How would a person remain anonymous and/or protect her privacy in the age of endless tracking, database building and modelling by ever more sophisticated computers? Currently our search engines and web providers have the ability to develop highly sophisticated models of our activities and interests. Current commercial interests tend to focus on tailoring ads to reflect content, the trend is towards ever more nuanced information gathering and modelling.
The fact that we see ads directly relevant to our search terms or the content we are accessing is commonplace, on this site and almost everywhere else. Content and interest oriented advertising is a rapidly growing field. Imagine if the ads not only reflected your interest, but used models that reflect your attractions that are holding your favourite drink or wearing your style of clothing. Historically advertising has always had to focus on broad demographics, aiming a particular magazine ad at a few generalizations about the readers.

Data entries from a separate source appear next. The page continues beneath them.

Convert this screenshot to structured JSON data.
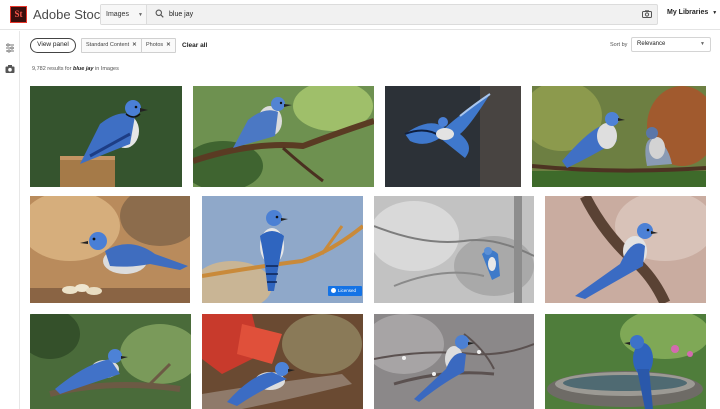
{
  "header": {
    "logo_text": "St",
    "app_name": "Adobe Stock",
    "asset_type": "Images",
    "search_query": "blue jay",
    "libraries_label": "My Libraries"
  },
  "filters": {
    "view_panel_label": "View panel",
    "chips": [
      "Standard Content",
      "Photos"
    ],
    "clear_all_label": "Clear all",
    "sort_label": "Sort by",
    "sort_value": "Relevance"
  },
  "results": {
    "count": "9,782",
    "prefix": "results for",
    "query": "blue jay",
    "suffix": "in Images"
  },
  "badge": {
    "licensed_label": "Licensed"
  },
  "images": [
    {
      "subject": "blue jay on wooden post",
      "bg": "#3b5f33"
    },
    {
      "subject": "blue jay on branch with leaves",
      "bg": "#4f7a3a"
    },
    {
      "subject": "blue jay in flight",
      "bg": "#2f3438"
    },
    {
      "subject": "two blue jays on branch",
      "bg": "#6b7d43"
    },
    {
      "subject": "blue jay with peanuts",
      "bg": "#b48a5c"
    },
    {
      "subject": "blue jay on orange branch",
      "bg": "#8fa7c8"
    },
    {
      "subject": "blue jay in grey tree",
      "bg": "#bcbcbc"
    },
    {
      "subject": "blue jay on curved branch",
      "bg": "#c7a89b"
    },
    {
      "subject": "blue jay on mossy branch",
      "bg": "#4d6b3a"
    },
    {
      "subject": "blue jay with red leaves",
      "bg": "#5e3b2a"
    },
    {
      "subject": "blue jay on snowy branch",
      "bg": "#8a8687"
    },
    {
      "subject": "blue jay on birdbath",
      "bg": "#4e7b3c"
    }
  ]
}
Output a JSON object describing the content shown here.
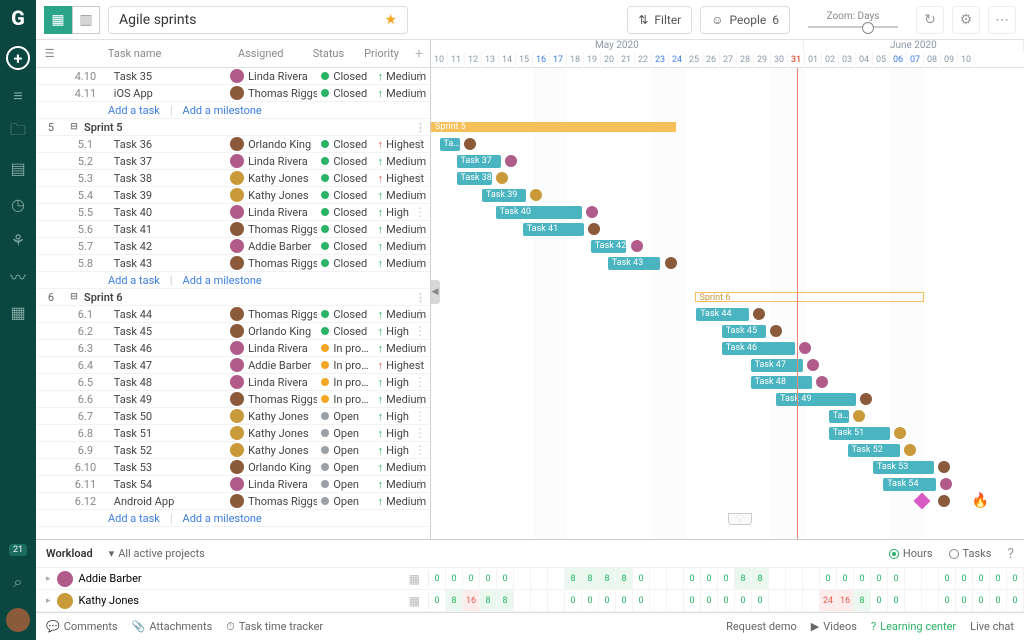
{
  "project": {
    "name": "Agile sprints"
  },
  "topbar": {
    "filter": "Filter",
    "people": "People",
    "people_count": "6",
    "zoom_label": "Zoom: Days"
  },
  "columns": {
    "name": "Task name",
    "assigned": "Assigned",
    "status": "Status",
    "priority": "Priority"
  },
  "statuses": {
    "closed": "Closed",
    "in_progress": "In pro…",
    "open": "Open"
  },
  "priorities": {
    "highest": "Highest",
    "high": "High",
    "medium": "Medium"
  },
  "add": {
    "task": "Add a task",
    "milestone": "Add a milestone"
  },
  "sprints": [
    {
      "idx": "5",
      "name": "Sprint 5"
    },
    {
      "idx": "6",
      "name": "Sprint 6"
    }
  ],
  "pre_tasks": [
    {
      "wbs": "4.10",
      "name": "Task 35",
      "assignee": "Linda Rivera",
      "status": "closed",
      "priority": "medium"
    },
    {
      "wbs": "4.11",
      "name": "iOS App",
      "assignee": "Thomas Riggs",
      "status": "closed",
      "priority": "medium"
    }
  ],
  "sprint5_tasks": [
    {
      "wbs": "5.1",
      "name": "Task 36",
      "assignee": "Orlando King",
      "status": "closed",
      "priority": "highest",
      "start": 0.5,
      "len": 1.2
    },
    {
      "wbs": "5.2",
      "name": "Task 37",
      "assignee": "Linda Rivera",
      "status": "closed",
      "priority": "medium",
      "start": 1.5,
      "len": 2.6
    },
    {
      "wbs": "5.3",
      "name": "Task 38",
      "assignee": "Kathy Jones",
      "status": "closed",
      "priority": "highest",
      "start": 1.5,
      "len": 2.1
    },
    {
      "wbs": "5.4",
      "name": "Task 39",
      "assignee": "Kathy Jones",
      "status": "closed",
      "priority": "medium",
      "start": 3.0,
      "len": 2.6
    },
    {
      "wbs": "5.5",
      "name": "Task 40",
      "assignee": "Linda Rivera",
      "status": "closed",
      "priority": "high",
      "start": 3.8,
      "len": 5.1
    },
    {
      "wbs": "5.6",
      "name": "Task 41",
      "assignee": "Thomas Riggs",
      "status": "closed",
      "priority": "medium",
      "start": 5.4,
      "len": 3.6
    },
    {
      "wbs": "5.7",
      "name": "Task 42",
      "assignee": "Addie Barber",
      "status": "closed",
      "priority": "medium",
      "start": 9.4,
      "len": 2.1
    },
    {
      "wbs": "5.8",
      "name": "Task 43",
      "assignee": "Thomas Riggs",
      "status": "closed",
      "priority": "medium",
      "start": 10.4,
      "len": 3.1
    }
  ],
  "sprint6_tasks": [
    {
      "wbs": "6.1",
      "name": "Task 44",
      "assignee": "Thomas Riggs",
      "status": "closed",
      "priority": "medium",
      "start": 15.6,
      "len": 3.1
    },
    {
      "wbs": "6.2",
      "name": "Task 45",
      "assignee": "Orlando King",
      "status": "closed",
      "priority": "high",
      "start": 17.1,
      "len": 2.6
    },
    {
      "wbs": "6.3",
      "name": "Task 46",
      "assignee": "Linda Rivera",
      "status": "in_progress",
      "priority": "medium",
      "start": 17.1,
      "len": 4.3
    },
    {
      "wbs": "6.4",
      "name": "Task 47",
      "assignee": "Addie Barber",
      "status": "in_progress",
      "priority": "highest",
      "start": 18.8,
      "len": 3.1
    },
    {
      "wbs": "6.5",
      "name": "Task 48",
      "assignee": "Linda Rivera",
      "status": "in_progress",
      "priority": "high",
      "start": 18.8,
      "len": 3.6
    },
    {
      "wbs": "6.6",
      "name": "Task 49",
      "assignee": "Thomas Riggs",
      "status": "in_progress",
      "priority": "medium",
      "start": 20.3,
      "len": 4.7
    },
    {
      "wbs": "6.7",
      "name": "Task 50",
      "assignee": "Kathy Jones",
      "status": "open",
      "priority": "high",
      "start": 23.4,
      "len": 1.2
    },
    {
      "wbs": "6.8",
      "name": "Task 51",
      "assignee": "Kathy Jones",
      "status": "open",
      "priority": "high",
      "start": 23.4,
      "len": 3.6
    },
    {
      "wbs": "6.9",
      "name": "Task 52",
      "assignee": "Kathy Jones",
      "status": "open",
      "priority": "high",
      "start": 24.5,
      "len": 3.1
    },
    {
      "wbs": "6.10",
      "name": "Task 53",
      "assignee": "Orlando King",
      "status": "open",
      "priority": "medium",
      "start": 26.0,
      "len": 3.6
    },
    {
      "wbs": "6.11",
      "name": "Task 54",
      "assignee": "Linda Rivera",
      "status": "open",
      "priority": "medium",
      "start": 26.6,
      "len": 3.1
    },
    {
      "wbs": "6.12",
      "name": "Android App",
      "assignee": "Thomas Riggs",
      "status": "open",
      "priority": "medium"
    }
  ],
  "timeline": {
    "months": [
      {
        "label": "May 2020",
        "span": 22,
        "offset": 0
      },
      {
        "label": "June 2020",
        "span": 13,
        "offset": 22
      }
    ],
    "days": [
      "10",
      "11",
      "12",
      "13",
      "14",
      "15",
      "16",
      "17",
      "18",
      "19",
      "20",
      "21",
      "22",
      "23",
      "24",
      "25",
      "26",
      "27",
      "28",
      "29",
      "30",
      "31",
      "01",
      "02",
      "03",
      "04",
      "05",
      "06",
      "07",
      "08",
      "09",
      "10"
    ],
    "today_index": 21,
    "weekend_indices": [
      6,
      13,
      20,
      27
    ],
    "blue_day_indices": [
      6,
      7,
      13,
      14,
      27,
      28
    ],
    "sprint5": {
      "label": "Sprint 5",
      "start": 0,
      "len": 14.4
    },
    "sprint6": {
      "label": "Sprint 6",
      "start": 15.5,
      "len": 13.5
    }
  },
  "workload": {
    "title": "Workload",
    "filter": "All active projects",
    "hours": "Hours",
    "tasks": "Tasks",
    "users": [
      {
        "name": "Addie Barber",
        "cells": [
          {
            "v": "0"
          },
          {
            "v": "0"
          },
          {
            "v": "0"
          },
          {
            "v": "0"
          },
          {
            "v": "0"
          },
          {
            "v": ""
          },
          {
            "v": ""
          },
          {
            "v": ""
          },
          {
            "v": "8",
            "c": "g"
          },
          {
            "v": "8",
            "c": "g"
          },
          {
            "v": "8",
            "c": "g"
          },
          {
            "v": "8",
            "c": "g"
          },
          {
            "v": "0"
          },
          {
            "v": ""
          },
          {
            "v": ""
          },
          {
            "v": "0"
          },
          {
            "v": "0"
          },
          {
            "v": "0"
          },
          {
            "v": "8",
            "c": "g"
          },
          {
            "v": "8",
            "c": "g"
          },
          {
            "v": ""
          },
          {
            "v": ""
          },
          {
            "v": ""
          },
          {
            "v": "0"
          },
          {
            "v": "0"
          },
          {
            "v": "0"
          },
          {
            "v": "0"
          },
          {
            "v": "0"
          },
          {
            "v": ""
          },
          {
            "v": ""
          },
          {
            "v": "0"
          },
          {
            "v": "0"
          },
          {
            "v": "0"
          },
          {
            "v": "0"
          },
          {
            "v": "0"
          }
        ]
      },
      {
        "name": "Kathy Jones",
        "cells": [
          {
            "v": "0"
          },
          {
            "v": "8",
            "c": "g"
          },
          {
            "v": "16",
            "c": "r"
          },
          {
            "v": "8",
            "c": "g"
          },
          {
            "v": "8",
            "c": "g"
          },
          {
            "v": ""
          },
          {
            "v": ""
          },
          {
            "v": ""
          },
          {
            "v": "0"
          },
          {
            "v": "0"
          },
          {
            "v": "0"
          },
          {
            "v": "0"
          },
          {
            "v": "0"
          },
          {
            "v": ""
          },
          {
            "v": ""
          },
          {
            "v": "0"
          },
          {
            "v": "0"
          },
          {
            "v": "0"
          },
          {
            "v": "0"
          },
          {
            "v": "0"
          },
          {
            "v": ""
          },
          {
            "v": ""
          },
          {
            "v": ""
          },
          {
            "v": "24",
            "c": "r"
          },
          {
            "v": "16",
            "c": "r"
          },
          {
            "v": "8",
            "c": "g"
          },
          {
            "v": "0"
          },
          {
            "v": "0"
          },
          {
            "v": ""
          },
          {
            "v": ""
          },
          {
            "v": "0"
          },
          {
            "v": "0"
          },
          {
            "v": "0"
          },
          {
            "v": "0"
          },
          {
            "v": "0"
          }
        ]
      }
    ]
  },
  "notif_count": "21",
  "footer": {
    "comments": "Comments",
    "attachments": "Attachments",
    "timer": "Task time tracker",
    "demo": "Request demo",
    "videos": "Videos",
    "learning": "Learning center",
    "chat": "Live chat"
  },
  "colors": {
    "av": [
      "#8a5a3a",
      "#4a78b8",
      "#c99a3a",
      "#b05b8a",
      "#5aa06a",
      "#7a5aa0"
    ]
  }
}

Now ads and ad generating algorithms can or will create ads specifically targeted at an individual.
Most of us might not like the extreme targeting that might occur with ads, but very few of us would like it if our governments were using the same databases to build personality and relationship profiles to us. For that matter, not many of us will like the idea of political ads specially tuned to create a specific response, depending on all the information in the database. (The same party might show a very different variation of the same ad to different people, depending on their search history, news preferences, social network and a thousand other data).
At deeper levels of detail, ads might be varied to reflect our mood depending on how our day or year might be going. For example, if I were searching for divorce lawyers and single bedroom apartments, a political ad might seek to appeal to my frustration and anger. If I were looking at cribs and strollers the ad might focus on my optimism. This tendency to greater nuance and data collection is enough to get any conspiracy theorist into a froth.
All of this is very much the near future, and has been explored in various ways in science fiction. A panopticon of (mostly profit oriented) surveillance over every nuance and detail of our lives is already becoming normal. Where science fiction might get interesting is in exploring ways an individual, nefarious or not, might hide in plain sight. Every system has its weaknesses, and humans are innately keen to exploit weaknesses in systems. Early system hackers did things like scare buffalo so much they ran off a cliff, rather than merely killing them with weapons and risking injury. Current system hackers have a much more complex system to engage with, and so are likely to have much more subtle and complex responses.
Some ideas for hiding in plain sight include:
- Each individual maintaining an automated array of hundreds or thousands of randomized identities, so that each interaction is spoofed as a different identity and no meaningful profile could be created. I wouldn’t be surprised if someone hasn’t already thought of this and put it into place.
- Deep encryption of every interaction with the web, perhaps also using multiple identities. The funny thing about encryption is that using it is a quite rational choice, and yet the mere fact of encryption is seen as evidence of nefarious intent by authorities.
- Complete detachment from all electronic media. The survivalist concept, ‘going off the grid’. All well and good, but hardly forward looking.
There are a lot of juicy SF issues tied to the amazing mixed blessing we call the internet, and it is not at all certain what the end result will be. I don’t think I can imagine disconnecting from the internet and electronic media now, especially since it is a significant part of my livelihood. I suppose I’d best set about anonymizing myself.